Per minimizzare il costo dello scambiatore di calore è necessario considerare:

  • la caduta di pressione: più è elevata la caduta di pressione ammissibile, minore è la superficie di scambio termico necessaria.
  • LMTD: maggiore è la differenza di temperatura tra i fluidi, minore sarà la dimensione dello scambiatore di calore.

Materiali di costruzione. Nella maggior parte degli scambiatori di calore Alfa Laval per applicazioni acqua/acqua vengono utilizzate piastre in acciaio inossidabile AISI 316 di altà qualità. Quando il contenuto di cloruro non impone la necessità di AISI 316, è possibile utilizzare materiale in acciaio inossidabile AISI 304, meno costoso. Sono inoltre disponibili piastre in materiali diversi, per varie applicazioni. Per gli scambiatori di calore a piastre saldobrasate Alfa Laval, è sempre utilizzato acciaio inossidabile AISI 316. Per acqua di mare e acqua salmastra, è necessario utilizzare solo titanio di grado 1 (puro al 99,6%).

Limitazioni di temperatura e pressione. La temperatura e la pressione massima che uno scambiatore può raggiungere ne influenzano il costo: più basse sono le temperature e la pressione massima, meno alto sarà il prezzo.

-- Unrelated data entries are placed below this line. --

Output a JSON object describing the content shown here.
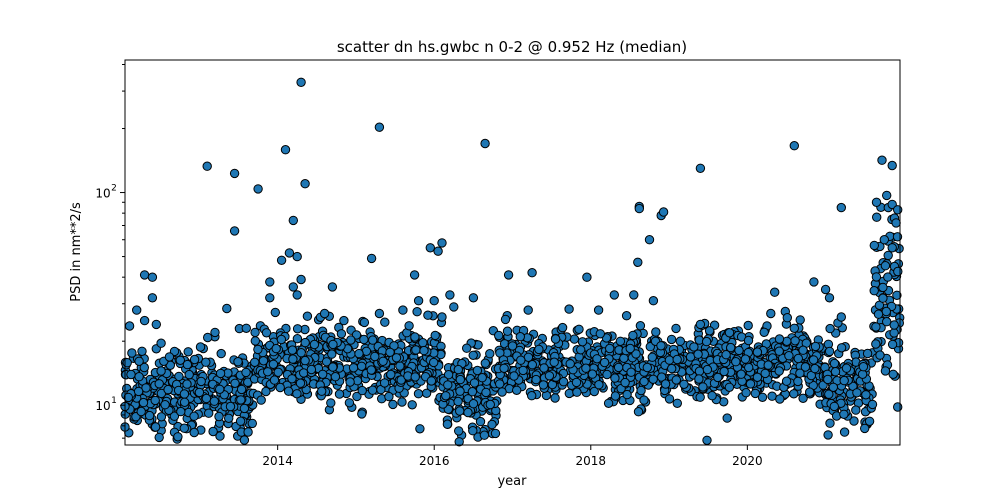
{
  "chart_data": {
    "type": "scatter",
    "title": "scatter dn hs.gwbc n 0-2 @ 0.952 Hz (median)",
    "xlabel": "year",
    "ylabel": "PSD in nm**2/s",
    "yscale": "log",
    "xlim": [
      2012.05,
      2021.95
    ],
    "ylim": [
      6.5,
      420
    ],
    "grid": false,
    "marker_color": "#1f77b4",
    "marker_edge": "#000000",
    "x_ticks": [
      {
        "value": 2014,
        "label": "2014"
      },
      {
        "value": 2016,
        "label": "2016"
      },
      {
        "value": 2018,
        "label": "2018"
      },
      {
        "value": 2020,
        "label": "2020"
      }
    ],
    "y_ticks": [
      {
        "value": 10,
        "label": "10",
        "sup": "1"
      },
      {
        "value": 100,
        "label": "10",
        "sup": "2"
      }
    ],
    "bands": [
      {
        "start": 2012.05,
        "end": 2013.7,
        "base": 11.5,
        "spread": 0.11
      },
      {
        "start": 2013.7,
        "end": 2016.1,
        "base": 15.5,
        "spread": 0.09
      },
      {
        "start": 2016.1,
        "end": 2016.8,
        "base": 11.0,
        "spread": 0.1
      },
      {
        "start": 2016.8,
        "end": 2021.0,
        "base": 15.5,
        "spread": 0.08
      },
      {
        "start": 2021.0,
        "end": 2021.6,
        "base": 12.5,
        "spread": 0.1
      },
      {
        "start": 2021.6,
        "end": 2021.95,
        "base": 30.0,
        "spread": 0.2
      }
    ],
    "outliers": [
      {
        "x": 2012.05,
        "y": 7.9
      },
      {
        "x": 2012.3,
        "y": 41
      },
      {
        "x": 2012.4,
        "y": 40
      },
      {
        "x": 2012.4,
        "y": 32
      },
      {
        "x": 2012.2,
        "y": 28
      },
      {
        "x": 2012.3,
        "y": 25
      },
      {
        "x": 2012.45,
        "y": 24
      },
      {
        "x": 2013.1,
        "y": 133
      },
      {
        "x": 2013.45,
        "y": 123
      },
      {
        "x": 2013.45,
        "y": 66
      },
      {
        "x": 2013.2,
        "y": 22
      },
      {
        "x": 2013.35,
        "y": 28.5
      },
      {
        "x": 2013.6,
        "y": 23
      },
      {
        "x": 2013.75,
        "y": 104
      },
      {
        "x": 2014.1,
        "y": 159
      },
      {
        "x": 2014.3,
        "y": 330
      },
      {
        "x": 2014.35,
        "y": 110
      },
      {
        "x": 2014.2,
        "y": 74
      },
      {
        "x": 2014.15,
        "y": 52
      },
      {
        "x": 2014.25,
        "y": 50
      },
      {
        "x": 2014.05,
        "y": 48
      },
      {
        "x": 2013.9,
        "y": 38
      },
      {
        "x": 2014.3,
        "y": 39
      },
      {
        "x": 2014.2,
        "y": 36
      },
      {
        "x": 2014.25,
        "y": 33
      },
      {
        "x": 2013.9,
        "y": 32
      },
      {
        "x": 2014.7,
        "y": 36
      },
      {
        "x": 2014.6,
        "y": 27
      },
      {
        "x": 2015.3,
        "y": 203
      },
      {
        "x": 2015.2,
        "y": 49
      },
      {
        "x": 2015.3,
        "y": 27
      },
      {
        "x": 2015.6,
        "y": 28
      },
      {
        "x": 2015.75,
        "y": 41
      },
      {
        "x": 2015.95,
        "y": 55
      },
      {
        "x": 2016.05,
        "y": 53
      },
      {
        "x": 2016.1,
        "y": 58
      },
      {
        "x": 2015.8,
        "y": 31
      },
      {
        "x": 2016.0,
        "y": 31
      },
      {
        "x": 2016.2,
        "y": 33
      },
      {
        "x": 2016.25,
        "y": 29
      },
      {
        "x": 2016.5,
        "y": 32
      },
      {
        "x": 2016.1,
        "y": 26
      },
      {
        "x": 2016.65,
        "y": 170
      },
      {
        "x": 2016.95,
        "y": 41
      },
      {
        "x": 2017.25,
        "y": 42
      },
      {
        "x": 2017.2,
        "y": 28
      },
      {
        "x": 2017.0,
        "y": 19
      },
      {
        "x": 2017.1,
        "y": 21
      },
      {
        "x": 2017.95,
        "y": 40
      },
      {
        "x": 2018.1,
        "y": 28
      },
      {
        "x": 2018.3,
        "y": 33
      },
      {
        "x": 2018.55,
        "y": 33
      },
      {
        "x": 2018.62,
        "y": 86
      },
      {
        "x": 2018.62,
        "y": 84
      },
      {
        "x": 2018.6,
        "y": 47
      },
      {
        "x": 2018.75,
        "y": 60
      },
      {
        "x": 2018.8,
        "y": 31
      },
      {
        "x": 2018.9,
        "y": 78
      },
      {
        "x": 2018.93,
        "y": 81
      },
      {
        "x": 2019.4,
        "y": 130
      },
      {
        "x": 2019.4,
        "y": 24
      },
      {
        "x": 2020.35,
        "y": 34
      },
      {
        "x": 2020.3,
        "y": 27
      },
      {
        "x": 2020.6,
        "y": 166
      },
      {
        "x": 2020.6,
        "y": 23
      },
      {
        "x": 2020.85,
        "y": 38
      },
      {
        "x": 2021.0,
        "y": 35
      },
      {
        "x": 2021.05,
        "y": 32
      },
      {
        "x": 2021.2,
        "y": 85
      },
      {
        "x": 2021.2,
        "y": 26
      },
      {
        "x": 2021.65,
        "y": 90
      },
      {
        "x": 2021.72,
        "y": 142
      },
      {
        "x": 2021.78,
        "y": 97
      },
      {
        "x": 2021.8,
        "y": 85
      },
      {
        "x": 2021.85,
        "y": 134
      },
      {
        "x": 2021.85,
        "y": 88
      },
      {
        "x": 2021.9,
        "y": 72
      },
      {
        "x": 2021.92,
        "y": 83
      },
      {
        "x": 2021.75,
        "y": 60
      },
      {
        "x": 2021.85,
        "y": 55
      }
    ]
  }
}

Differenza nel modo in cui è aggiunto il margine. Nello scambiatore di calore a fascio tubiero, il margine è generalmente aggiunto aumentando la lunghezza dei tubi (mantenendo lo stesso flusso in ogni tubo). In uno scambiatore di calore a piastre, il margine è aumentato aggiungendo canali paralleli, cioè diminuendo il flusso per canale e ottenendo così un rapporto turbolenza/efficienza minore, aumentando il rischio di sporcamento.

Per uno scambiatore di calore a piastre in applicazione acqua/acqua, un margine pari a 0-15% (dipendente dalla qualità dell’acqua) è generalmente sufficiente.